Vertical monopoly! Almost all of the large venues (or their contracts) are owned by Live Nation, which is owned by TicketMaster. One thing I was listening to earlier was saying it is easier to list the arenas and stadiums NOT controlled by Live Nation, than to list all that are.
The fundamental problem is that there are far, far more people who want a seat at the concerts than there are seats. Combine that with TicketMaster’s ability to do whatever they want, and it is recipe for exploitation and frustration.
To make it even worse, TicketMaster now controls much of the secondary market for tickets.
I was going to start a thread like this myself.
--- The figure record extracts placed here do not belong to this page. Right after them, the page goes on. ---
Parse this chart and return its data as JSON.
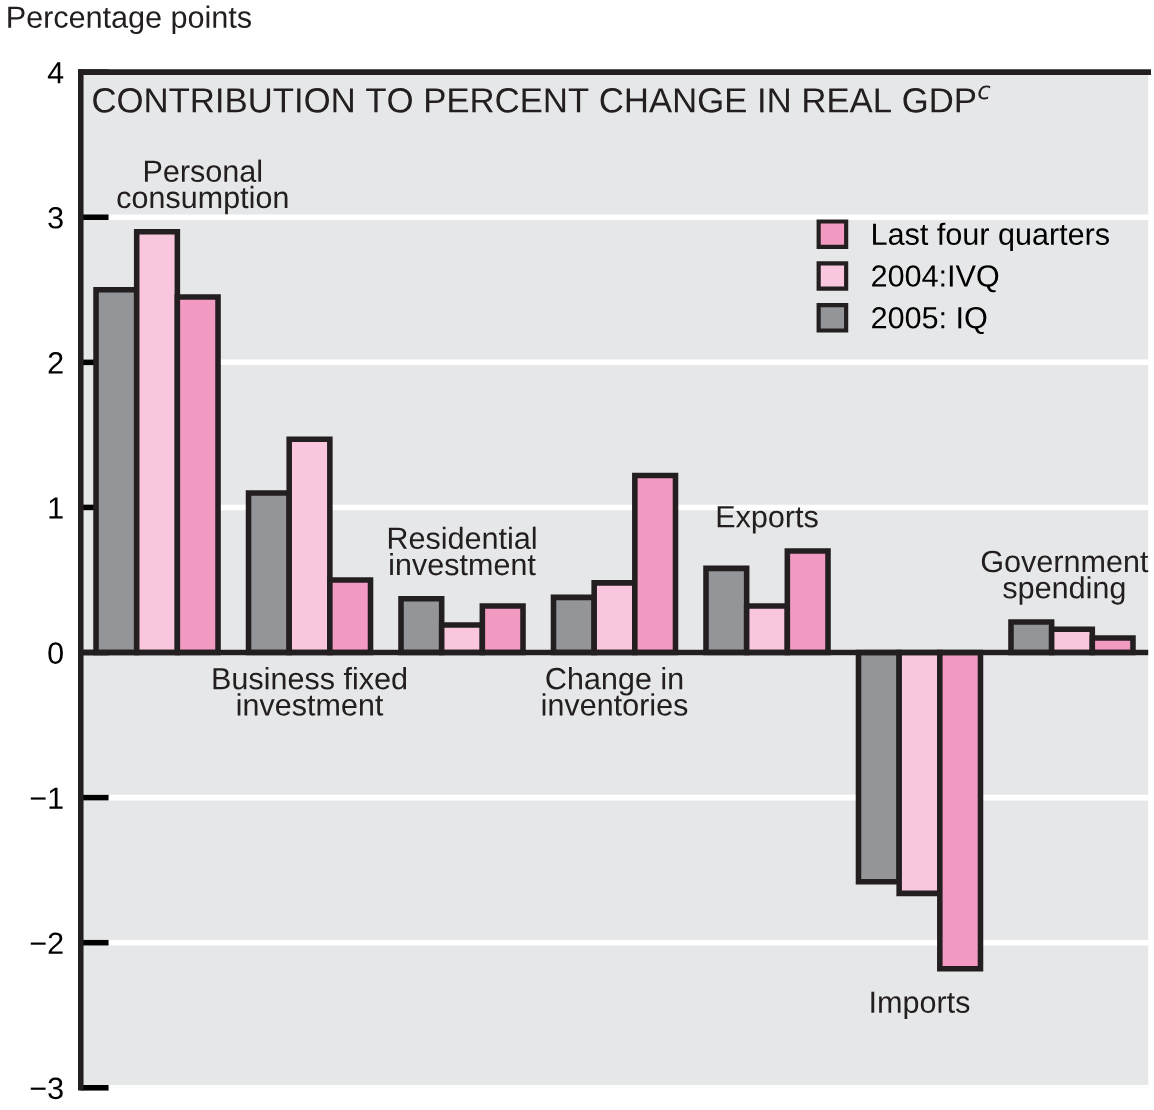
{
  "chart_data": {
    "type": "bar",
    "title": "CONTRIBUTION TO PERCENT CHANGE IN REAL GDP$^{c}$",
    "ylabel": "Percentage points",
    "categories": [
      "Personal\nconsumption",
      "Business fixed\ninvestment",
      "Residential\ninvestment",
      "Change in\ninventories",
      "Exports",
      "Imports",
      "Government\nspending"
    ],
    "series": [
      {
        "name": "2005: IQ",
        "color": "#939598",
        "values": [
          2.5,
          1.1,
          0.37,
          0.38,
          0.58,
          -1.58,
          0.21
        ]
      },
      {
        "name": "2004:IVQ",
        "color": "#f9c6dd",
        "values": [
          2.9,
          1.47,
          0.19,
          0.48,
          0.32,
          -1.66,
          0.16
        ]
      },
      {
        "name": "Last four quarters",
        "color": "#f29ac2",
        "values": [
          2.45,
          0.5,
          0.32,
          1.22,
          0.7,
          -2.18,
          0.1
        ]
      }
    ],
    "ylim": [
      -3,
      4
    ],
    "yticks": [
      {
        "value": -3,
        "label": "−3"
      },
      {
        "value": -2,
        "label": "−2"
      },
      {
        "value": -1,
        "label": "−1"
      },
      0,
      1,
      2,
      3,
      4
    ],
    "grid": "y",
    "legend": "top right"
  }
}
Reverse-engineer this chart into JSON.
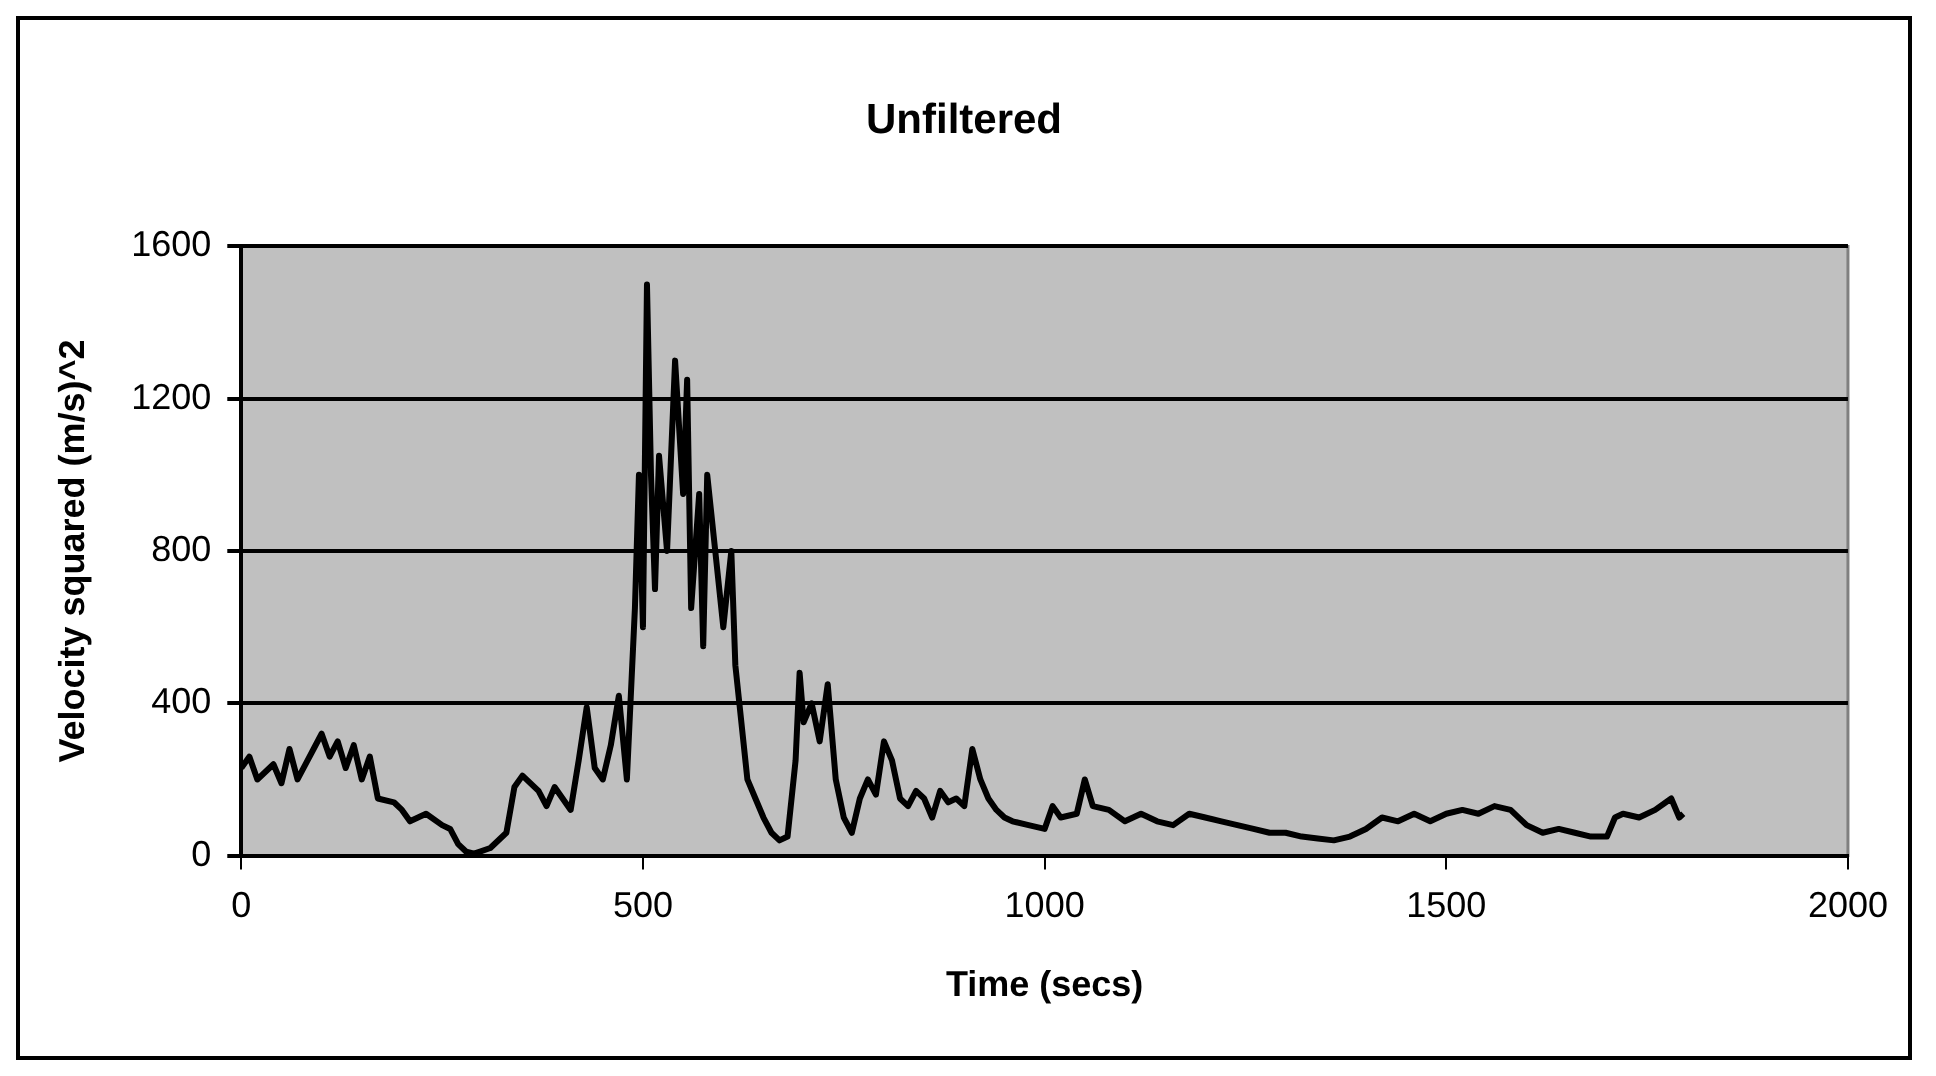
{
  "chart_data": {
    "type": "line",
    "title": "Unfiltered",
    "xlabel": "Time (secs)",
    "ylabel": "Velocity squared (m/s)^2",
    "xlim": [
      0,
      2000
    ],
    "xticks": [
      0,
      500,
      1000,
      1500,
      2000
    ],
    "ylim": [
      0,
      1600
    ],
    "yticks": [
      0,
      400,
      800,
      1200,
      1600
    ],
    "grid": "y",
    "legend": false,
    "marker": "none",
    "series": [
      {
        "color": "#000000",
        "x": [
          0,
          10,
          20,
          40,
          50,
          60,
          70,
          90,
          100,
          110,
          120,
          130,
          140,
          150,
          160,
          170,
          190,
          200,
          210,
          230,
          250,
          260,
          270,
          280,
          290,
          310,
          330,
          340,
          350,
          370,
          380,
          390,
          400,
          410,
          420,
          430,
          440,
          450,
          460,
          470,
          480,
          490,
          495,
          500,
          505,
          510,
          515,
          520,
          530,
          540,
          550,
          555,
          560,
          570,
          575,
          580,
          590,
          600,
          610,
          615,
          620,
          630,
          640,
          650,
          660,
          670,
          680,
          690,
          695,
          700,
          710,
          720,
          730,
          740,
          750,
          760,
          770,
          780,
          790,
          800,
          810,
          820,
          830,
          840,
          850,
          860,
          870,
          880,
          890,
          900,
          910,
          920,
          930,
          940,
          950,
          960,
          980,
          1000,
          1010,
          1020,
          1040,
          1050,
          1060,
          1080,
          1100,
          1120,
          1140,
          1160,
          1180,
          1200,
          1220,
          1240,
          1260,
          1280,
          1300,
          1320,
          1340,
          1360,
          1380,
          1400,
          1420,
          1440,
          1460,
          1480,
          1500,
          1520,
          1540,
          1560,
          1580,
          1600,
          1620,
          1640,
          1660,
          1680,
          1700,
          1710,
          1720,
          1740,
          1760,
          1780,
          1790,
          1795
        ],
        "values": [
          230,
          260,
          200,
          240,
          190,
          280,
          200,
          280,
          320,
          260,
          300,
          230,
          290,
          200,
          260,
          150,
          140,
          120,
          90,
          110,
          80,
          70,
          30,
          10,
          5,
          20,
          60,
          180,
          210,
          170,
          130,
          180,
          150,
          120,
          250,
          390,
          230,
          200,
          290,
          420,
          200,
          650,
          1000,
          600,
          1500,
          1000,
          700,
          1050,
          800,
          1300,
          950,
          1250,
          650,
          950,
          550,
          1000,
          800,
          600,
          800,
          500,
          400,
          200,
          150,
          100,
          60,
          40,
          50,
          250,
          480,
          350,
          400,
          300,
          450,
          200,
          100,
          60,
          150,
          200,
          160,
          300,
          250,
          150,
          130,
          170,
          150,
          100,
          170,
          140,
          150,
          130,
          280,
          200,
          150,
          120,
          100,
          90,
          80,
          70,
          130,
          100,
          110,
          200,
          130,
          120,
          90,
          110,
          90,
          80,
          110,
          100,
          90,
          80,
          70,
          60,
          60,
          50,
          45,
          40,
          50,
          70,
          100,
          90,
          110,
          90,
          110,
          120,
          110,
          130,
          120,
          80,
          60,
          70,
          60,
          50,
          50,
          100,
          110,
          100,
          120,
          150,
          100,
          110
        ]
      }
    ]
  }
}
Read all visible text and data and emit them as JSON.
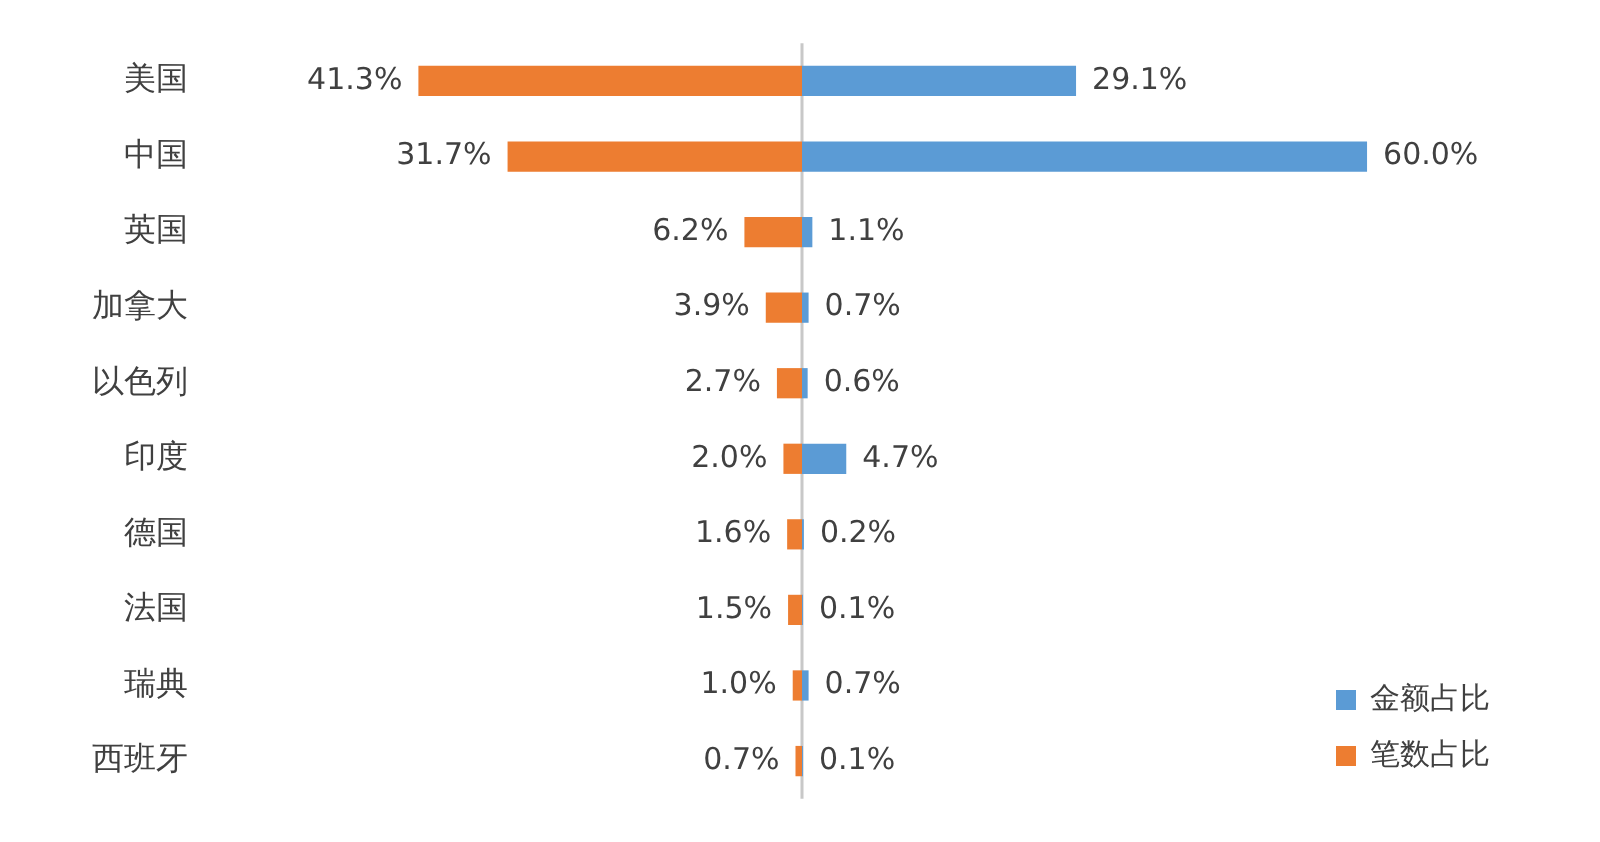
{
  "chart_data": [
    {
      "type": "bar",
      "orientation": "horizontal",
      "categories": [
        "美国",
        "中国",
        "英国",
        "加拿大",
        "以色列",
        "印度",
        "德国",
        "法国",
        "瑞典",
        "西班牙"
      ],
      "series": [
        {
          "name": "笔数占比",
          "color": "#ed7d31",
          "values": [
            41.3,
            31.7,
            6.2,
            3.9,
            2.7,
            2.0,
            1.6,
            1.5,
            1.0,
            0.7
          ],
          "value_labels": [
            "41.3%",
            "31.7%",
            "6.2%",
            "3.9%",
            "2.7%",
            "2.0%",
            "1.6%",
            "1.5%",
            "1.0%",
            "0.7%"
          ]
        }
      ],
      "legend": "bottom right",
      "tick_labels": "y"
    },
    {
      "type": "bar",
      "orientation": "horizontal",
      "categories": [
        null,
        null,
        null,
        null,
        null,
        null,
        null,
        null,
        null,
        null
      ],
      "series": [
        {
          "name": "金额占比",
          "color": "#5b9bd5",
          "values": [
            29.1,
            60.0,
            1.1,
            0.7,
            0.6,
            4.7,
            0.2,
            0.1,
            0.7,
            0.1
          ],
          "value_labels": [
            "29.1%",
            "60.0%",
            "1.1%",
            "0.7%",
            "0.6%",
            "4.7%",
            "0.2%",
            "0.1%",
            "0.7%",
            "0.1%"
          ]
        }
      ],
      "legend": "bottom right",
      "tick_labels": false
    }
  ]
}
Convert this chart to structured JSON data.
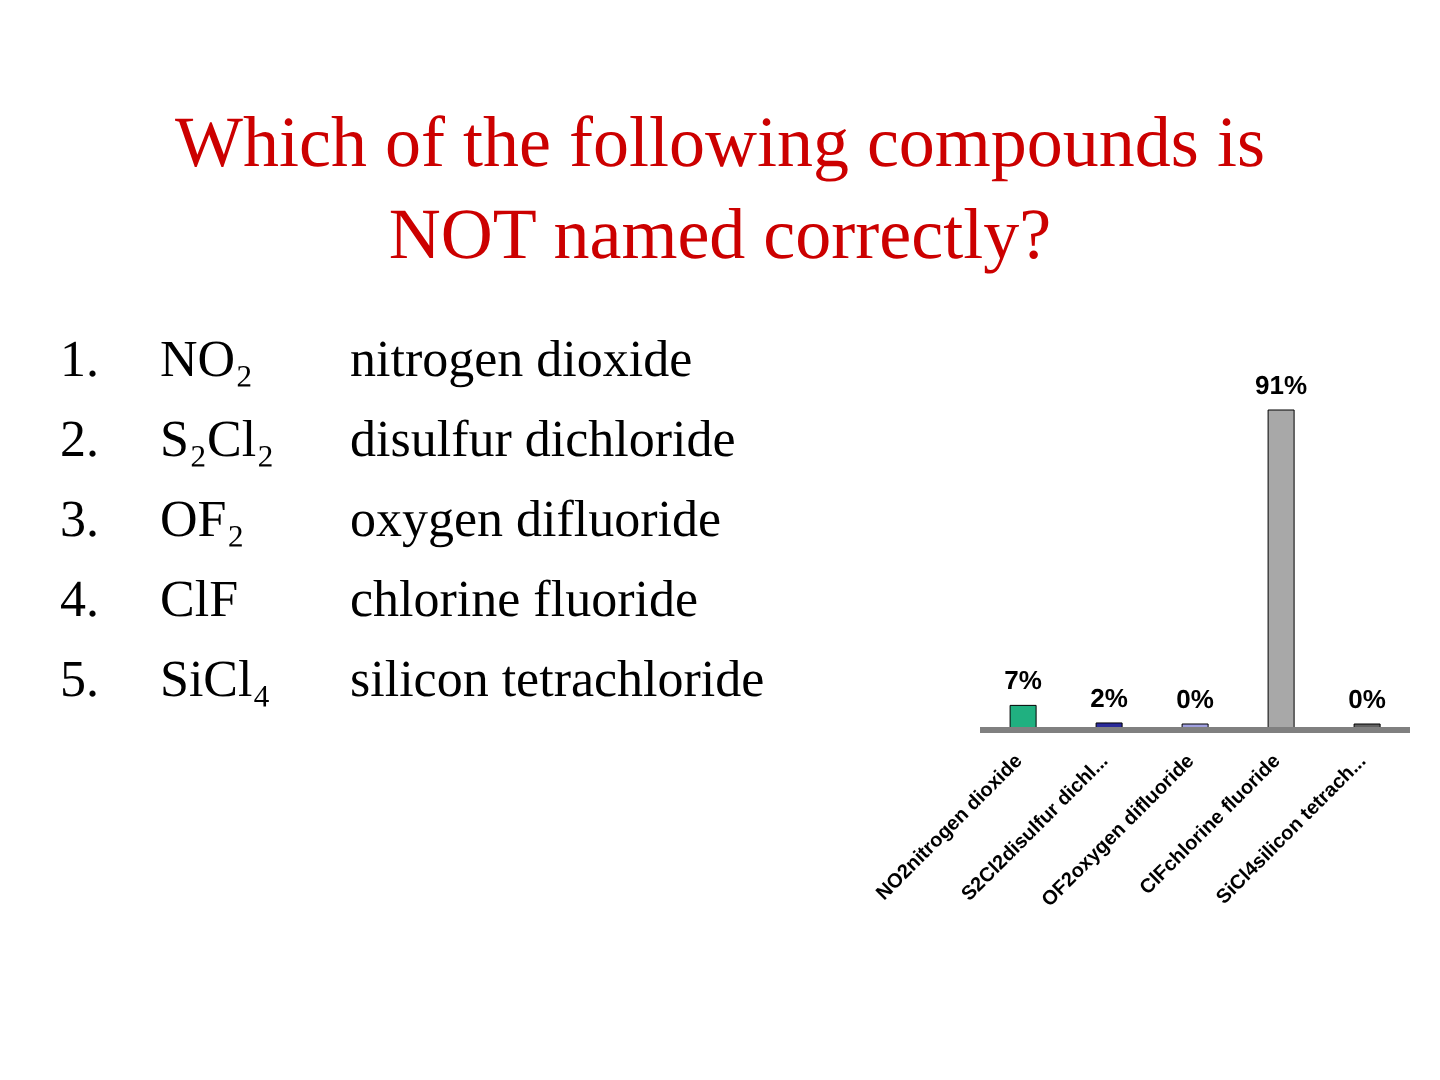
{
  "chart_data": {
    "type": "bar",
    "title": "Which of the following compounds is NOT named correctly?",
    "annotations": [
      "1.\tNO₂\tnitrogen dioxide",
      "2.\tS₂Cl₂\tdisulfur dichloride",
      "3.\tOF₂\toxygen difluoride",
      "4.\tClF\tchlorine fluoride",
      "5.\tSiCl₄\tsilicon tetrachloride"
    ],
    "categories": [
      "NO2nitrogen dioxide",
      "S2Cl2disulfur dichl...",
      "OF2oxygen difluoride",
      "ClFchlorine fluoride",
      "SiCl4silicon tetrach..."
    ],
    "values": [
      7,
      2,
      0,
      91,
      0
    ],
    "colors": [
      "#20b080",
      "#2a2a9a",
      "#a0a0e0",
      "#a8a8a8",
      "#606060"
    ],
    "value_labels": [
      "7%",
      "2%",
      "0%",
      "91%",
      "0%"
    ]
  }
}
I remember hating Ticketmaster in the 90s because their fees were almost as much as the tickets themselves. But… the tickets were like $35. Also, you could avoid the fees by buying the tickets directly from the box office (that is, wait in line like a true fan). Until, that is, Ticketmaster started prohibiting venues from selling their own tickets, which meant you had to pay their outrageous fees.
Once Ticketmaster had exclusive rights, they no longer had to show you how much of the ticket price was their fee. The whole thing is transparent now, with the venue, artist, promoter, and ticketmaster sharing unknown parts of the revenue. And all of that is infuriating.
But… when tickets are hundreds or thousands of dollars (made worse, maybe, by dynamic pricing), that’s just an economic scarcity problem. If Taylor Swift could force Ticketmaster to sell all of her tickets for $50 a pop, there’s still going to be a ton of fans who don’t get to go. Dynamic pricing is one way to deal with economic scarcity; it’s not the only way, but it’s perhaps the most obvious. And I don’t really see how Ticketmaster is to blame for that.
Yes, I read that 15 million people signed up for the presale. With numbers like that, there’s no system in the world that would leave everyone satisfied.